A partir daí a geografia moldou o destino. A Eurásia é o maior bloco terrestre e uma enorme superfície para o eclodir de descobertas locais. Negociantes, viajantes e conquistadores podem transportar e espalhar essas inovações. Pessoas que vivam nos cruzamentos das movimentações históricas podem acumular um pacote de conhecimento muito difícil de obter de outra forma. Para além disso, a Eurásia é uma superfície horizontal, enquanto a América e a África são verticais. Animais e plantas usadas na China podem ser levadas mais facilmente por milhares de quilómetros para a Europa, na mesma latitude e com um clima aproximado. Já mil quilómetros para Sul ou Norte podem mudar um clima temperado para tropical. A transferência de espécies não é tão fácil, um cavalo pode ser usado de Portugal à China, mas a lama dos Andes não sobrevive no ambiente árido do México.
 

Assim, as culturas da Eurásia foram conquistadoras, não porque naturalmente mais inteligentes mas porque puderam aproveitar melhor a vantagem do principio que duas cabeças pensam melhor do que uma. Qualquer cultura Europeia antiga era uma amálgama de conhecimentos de diferentes partes (alfabeto do Médio Oriente, matemática Egípcia, Grega e Árabe, papel Chinês, cavalos dos Urais...). Já as culturas isoladas de África (pelo Sahara) e da América e Oceânia (pela água) podiam apenas valer-se de tecnologias caseiras. Como resultado, foram incapazes de resistir aos conquistadores multiculturais.
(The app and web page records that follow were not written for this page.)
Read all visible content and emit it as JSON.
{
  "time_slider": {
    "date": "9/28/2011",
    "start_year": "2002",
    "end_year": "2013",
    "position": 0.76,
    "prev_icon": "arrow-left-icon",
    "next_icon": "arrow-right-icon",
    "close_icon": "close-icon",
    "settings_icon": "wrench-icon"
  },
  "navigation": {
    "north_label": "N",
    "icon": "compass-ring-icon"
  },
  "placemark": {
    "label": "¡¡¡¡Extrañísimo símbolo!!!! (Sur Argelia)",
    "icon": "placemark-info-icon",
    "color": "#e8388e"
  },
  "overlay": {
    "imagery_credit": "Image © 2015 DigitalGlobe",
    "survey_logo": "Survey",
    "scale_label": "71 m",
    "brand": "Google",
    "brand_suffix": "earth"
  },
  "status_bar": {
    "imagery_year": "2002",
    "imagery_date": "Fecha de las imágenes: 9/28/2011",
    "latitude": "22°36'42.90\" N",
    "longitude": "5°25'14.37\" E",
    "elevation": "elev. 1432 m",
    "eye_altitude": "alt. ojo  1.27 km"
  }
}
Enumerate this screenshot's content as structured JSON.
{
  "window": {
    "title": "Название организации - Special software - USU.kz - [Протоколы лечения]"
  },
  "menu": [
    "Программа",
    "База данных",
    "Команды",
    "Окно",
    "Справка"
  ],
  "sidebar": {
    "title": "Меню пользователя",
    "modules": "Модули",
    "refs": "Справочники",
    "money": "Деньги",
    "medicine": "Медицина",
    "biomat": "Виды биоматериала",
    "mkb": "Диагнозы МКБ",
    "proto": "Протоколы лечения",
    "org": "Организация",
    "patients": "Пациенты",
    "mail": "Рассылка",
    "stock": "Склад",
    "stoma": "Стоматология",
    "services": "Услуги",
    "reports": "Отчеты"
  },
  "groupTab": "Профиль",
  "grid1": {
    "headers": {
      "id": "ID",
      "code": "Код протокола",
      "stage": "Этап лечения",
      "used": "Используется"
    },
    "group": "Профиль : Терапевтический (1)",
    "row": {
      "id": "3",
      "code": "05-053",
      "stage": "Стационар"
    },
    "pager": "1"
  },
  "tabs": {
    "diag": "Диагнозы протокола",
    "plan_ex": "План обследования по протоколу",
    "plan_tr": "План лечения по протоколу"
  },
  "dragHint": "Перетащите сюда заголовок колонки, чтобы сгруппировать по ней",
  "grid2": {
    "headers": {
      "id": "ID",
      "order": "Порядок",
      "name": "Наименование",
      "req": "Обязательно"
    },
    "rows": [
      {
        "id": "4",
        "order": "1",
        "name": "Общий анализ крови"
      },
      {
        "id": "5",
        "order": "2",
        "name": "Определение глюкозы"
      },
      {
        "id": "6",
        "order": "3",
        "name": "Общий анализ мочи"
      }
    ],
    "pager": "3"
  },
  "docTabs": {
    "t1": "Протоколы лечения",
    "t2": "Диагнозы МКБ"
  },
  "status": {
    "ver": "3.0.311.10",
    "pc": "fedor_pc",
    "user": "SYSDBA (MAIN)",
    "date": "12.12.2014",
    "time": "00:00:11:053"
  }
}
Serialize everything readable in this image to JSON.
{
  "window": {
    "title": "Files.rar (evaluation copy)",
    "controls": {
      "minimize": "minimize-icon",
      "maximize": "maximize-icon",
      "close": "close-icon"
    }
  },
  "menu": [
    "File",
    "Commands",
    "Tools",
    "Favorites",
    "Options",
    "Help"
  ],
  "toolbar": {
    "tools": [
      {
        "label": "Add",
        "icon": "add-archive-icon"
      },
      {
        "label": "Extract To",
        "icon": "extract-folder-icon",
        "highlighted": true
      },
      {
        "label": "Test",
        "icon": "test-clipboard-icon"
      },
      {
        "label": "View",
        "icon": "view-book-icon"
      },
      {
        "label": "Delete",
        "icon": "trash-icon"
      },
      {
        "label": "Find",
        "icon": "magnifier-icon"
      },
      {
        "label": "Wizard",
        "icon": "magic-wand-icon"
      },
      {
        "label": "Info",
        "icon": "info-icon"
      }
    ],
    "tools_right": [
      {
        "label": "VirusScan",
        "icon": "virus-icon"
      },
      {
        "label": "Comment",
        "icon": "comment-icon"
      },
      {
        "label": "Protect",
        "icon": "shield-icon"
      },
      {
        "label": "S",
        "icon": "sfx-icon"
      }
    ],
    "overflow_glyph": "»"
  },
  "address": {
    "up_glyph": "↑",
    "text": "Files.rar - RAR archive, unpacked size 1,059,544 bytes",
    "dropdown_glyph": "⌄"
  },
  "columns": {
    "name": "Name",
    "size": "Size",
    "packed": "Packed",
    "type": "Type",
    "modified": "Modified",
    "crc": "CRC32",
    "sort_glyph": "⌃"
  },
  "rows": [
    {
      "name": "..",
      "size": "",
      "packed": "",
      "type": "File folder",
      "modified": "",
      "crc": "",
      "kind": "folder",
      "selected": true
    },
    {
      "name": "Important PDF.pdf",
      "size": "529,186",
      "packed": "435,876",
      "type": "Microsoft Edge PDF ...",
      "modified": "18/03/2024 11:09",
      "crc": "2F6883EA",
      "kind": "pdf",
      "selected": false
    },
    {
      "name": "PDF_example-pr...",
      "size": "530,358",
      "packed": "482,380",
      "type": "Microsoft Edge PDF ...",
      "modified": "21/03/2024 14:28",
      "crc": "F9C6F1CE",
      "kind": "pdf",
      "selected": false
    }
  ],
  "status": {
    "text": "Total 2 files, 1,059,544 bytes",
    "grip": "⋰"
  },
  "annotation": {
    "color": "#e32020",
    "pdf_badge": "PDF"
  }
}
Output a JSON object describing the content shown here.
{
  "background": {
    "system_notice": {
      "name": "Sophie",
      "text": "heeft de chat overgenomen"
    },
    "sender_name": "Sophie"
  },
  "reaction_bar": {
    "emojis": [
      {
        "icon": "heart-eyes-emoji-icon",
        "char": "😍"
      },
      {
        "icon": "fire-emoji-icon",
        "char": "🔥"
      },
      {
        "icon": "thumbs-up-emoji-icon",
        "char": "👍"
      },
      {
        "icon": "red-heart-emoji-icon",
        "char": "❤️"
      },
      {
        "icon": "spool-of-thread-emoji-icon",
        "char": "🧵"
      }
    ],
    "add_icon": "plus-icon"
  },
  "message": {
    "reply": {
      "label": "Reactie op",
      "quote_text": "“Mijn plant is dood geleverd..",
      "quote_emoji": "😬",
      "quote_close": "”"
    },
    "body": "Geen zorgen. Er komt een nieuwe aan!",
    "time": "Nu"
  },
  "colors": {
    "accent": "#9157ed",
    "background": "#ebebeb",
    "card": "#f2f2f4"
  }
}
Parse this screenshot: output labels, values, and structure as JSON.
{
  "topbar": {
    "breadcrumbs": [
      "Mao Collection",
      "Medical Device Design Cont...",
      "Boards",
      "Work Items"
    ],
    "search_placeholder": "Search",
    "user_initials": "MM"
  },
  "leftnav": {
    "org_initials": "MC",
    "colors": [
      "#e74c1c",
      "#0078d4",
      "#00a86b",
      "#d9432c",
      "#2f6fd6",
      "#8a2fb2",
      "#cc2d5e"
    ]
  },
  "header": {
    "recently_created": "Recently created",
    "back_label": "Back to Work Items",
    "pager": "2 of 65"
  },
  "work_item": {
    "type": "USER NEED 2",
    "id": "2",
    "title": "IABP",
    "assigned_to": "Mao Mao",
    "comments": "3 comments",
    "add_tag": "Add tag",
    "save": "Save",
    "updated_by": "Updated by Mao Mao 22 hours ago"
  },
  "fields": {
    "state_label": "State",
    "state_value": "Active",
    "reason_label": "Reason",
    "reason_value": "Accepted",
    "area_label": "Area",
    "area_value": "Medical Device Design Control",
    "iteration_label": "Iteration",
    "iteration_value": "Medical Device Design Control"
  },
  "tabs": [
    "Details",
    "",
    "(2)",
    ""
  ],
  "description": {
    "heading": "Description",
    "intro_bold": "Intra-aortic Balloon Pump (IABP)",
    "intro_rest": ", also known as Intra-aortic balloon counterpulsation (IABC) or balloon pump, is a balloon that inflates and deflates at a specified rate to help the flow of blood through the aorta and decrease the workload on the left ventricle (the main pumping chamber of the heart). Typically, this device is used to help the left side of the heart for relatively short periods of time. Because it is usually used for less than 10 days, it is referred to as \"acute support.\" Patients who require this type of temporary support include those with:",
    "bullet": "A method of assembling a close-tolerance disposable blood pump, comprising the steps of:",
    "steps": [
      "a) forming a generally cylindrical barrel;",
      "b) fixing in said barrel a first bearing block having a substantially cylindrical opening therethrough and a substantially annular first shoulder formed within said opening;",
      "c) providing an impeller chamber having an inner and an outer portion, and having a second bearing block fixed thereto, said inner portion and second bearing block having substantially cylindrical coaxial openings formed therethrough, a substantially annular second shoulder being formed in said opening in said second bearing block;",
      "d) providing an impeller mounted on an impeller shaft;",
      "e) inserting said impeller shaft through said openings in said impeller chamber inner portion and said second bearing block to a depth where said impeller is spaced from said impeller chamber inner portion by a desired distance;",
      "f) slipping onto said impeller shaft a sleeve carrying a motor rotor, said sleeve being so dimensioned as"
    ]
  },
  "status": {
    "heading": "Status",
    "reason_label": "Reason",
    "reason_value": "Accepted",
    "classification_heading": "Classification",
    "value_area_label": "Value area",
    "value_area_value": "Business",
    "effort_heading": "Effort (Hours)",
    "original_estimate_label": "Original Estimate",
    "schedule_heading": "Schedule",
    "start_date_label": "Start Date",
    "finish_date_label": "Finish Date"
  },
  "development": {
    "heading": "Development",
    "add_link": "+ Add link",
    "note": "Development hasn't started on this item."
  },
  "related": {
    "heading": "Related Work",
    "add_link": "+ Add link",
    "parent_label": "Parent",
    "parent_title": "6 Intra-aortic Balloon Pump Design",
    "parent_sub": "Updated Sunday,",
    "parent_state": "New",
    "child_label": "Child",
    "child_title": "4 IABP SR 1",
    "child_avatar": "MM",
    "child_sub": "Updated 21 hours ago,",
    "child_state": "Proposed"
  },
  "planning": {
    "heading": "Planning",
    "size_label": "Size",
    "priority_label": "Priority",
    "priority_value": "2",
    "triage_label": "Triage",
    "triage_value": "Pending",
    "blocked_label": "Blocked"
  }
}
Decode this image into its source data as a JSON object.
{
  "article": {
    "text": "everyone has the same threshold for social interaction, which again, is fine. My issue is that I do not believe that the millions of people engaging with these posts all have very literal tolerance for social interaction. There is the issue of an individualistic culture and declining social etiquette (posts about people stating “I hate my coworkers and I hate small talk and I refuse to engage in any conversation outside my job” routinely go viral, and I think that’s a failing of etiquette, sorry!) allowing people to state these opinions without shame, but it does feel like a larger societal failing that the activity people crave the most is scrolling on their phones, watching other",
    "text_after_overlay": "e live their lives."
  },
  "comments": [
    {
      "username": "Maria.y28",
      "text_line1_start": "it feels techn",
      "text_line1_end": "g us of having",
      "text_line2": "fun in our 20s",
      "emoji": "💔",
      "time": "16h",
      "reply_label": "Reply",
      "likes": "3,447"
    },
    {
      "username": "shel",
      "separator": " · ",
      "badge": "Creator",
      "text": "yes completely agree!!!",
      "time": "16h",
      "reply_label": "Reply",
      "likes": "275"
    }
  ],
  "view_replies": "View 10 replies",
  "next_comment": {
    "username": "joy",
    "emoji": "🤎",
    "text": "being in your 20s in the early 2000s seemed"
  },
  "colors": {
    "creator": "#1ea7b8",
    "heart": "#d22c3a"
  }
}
Um caso extremo, conta Diamond, é a Tasmânia onde se encontrava a cultura tecnologicamente mais atrasada da História registada. Ao contrário dos aborígenes australianos, os tasmaneses desconheciam o fogo, o boomerangue, as lanças, não tinham ferramentas especializadas nem sequer em pedra, não tinham canoas e não sabiam pescar. O incrível é estas tecnologias existirem na Austrália há mais de dez mil anos(!). O problema é que a Tasmânia foi separada da Austrália há muito tempo, isolando as respectivas populações. Todas as descobertas ocorridas até então foram-se perdendo na Tasmânia. Talvez porque os recursos na pequena ilha se esgotaram e os descendentes perderam as artes. Ou talvez os artesãos tenham sido todos mortos por uma geração de chefes fanaticamente conservadora. O que quer que tenha ocorrido, implicou na perda dessas tecnologias. Se isso acontecesse numa região Europeia bastava viajar à próxima região. Na Tasmânia não havia próxima região.

outubro 01, 2004

Protecção


Qual a impermeável face do hábito que hoje usas? Diz-lhe que trocarias sempre o próximo beijo pelo despir dessa mentira.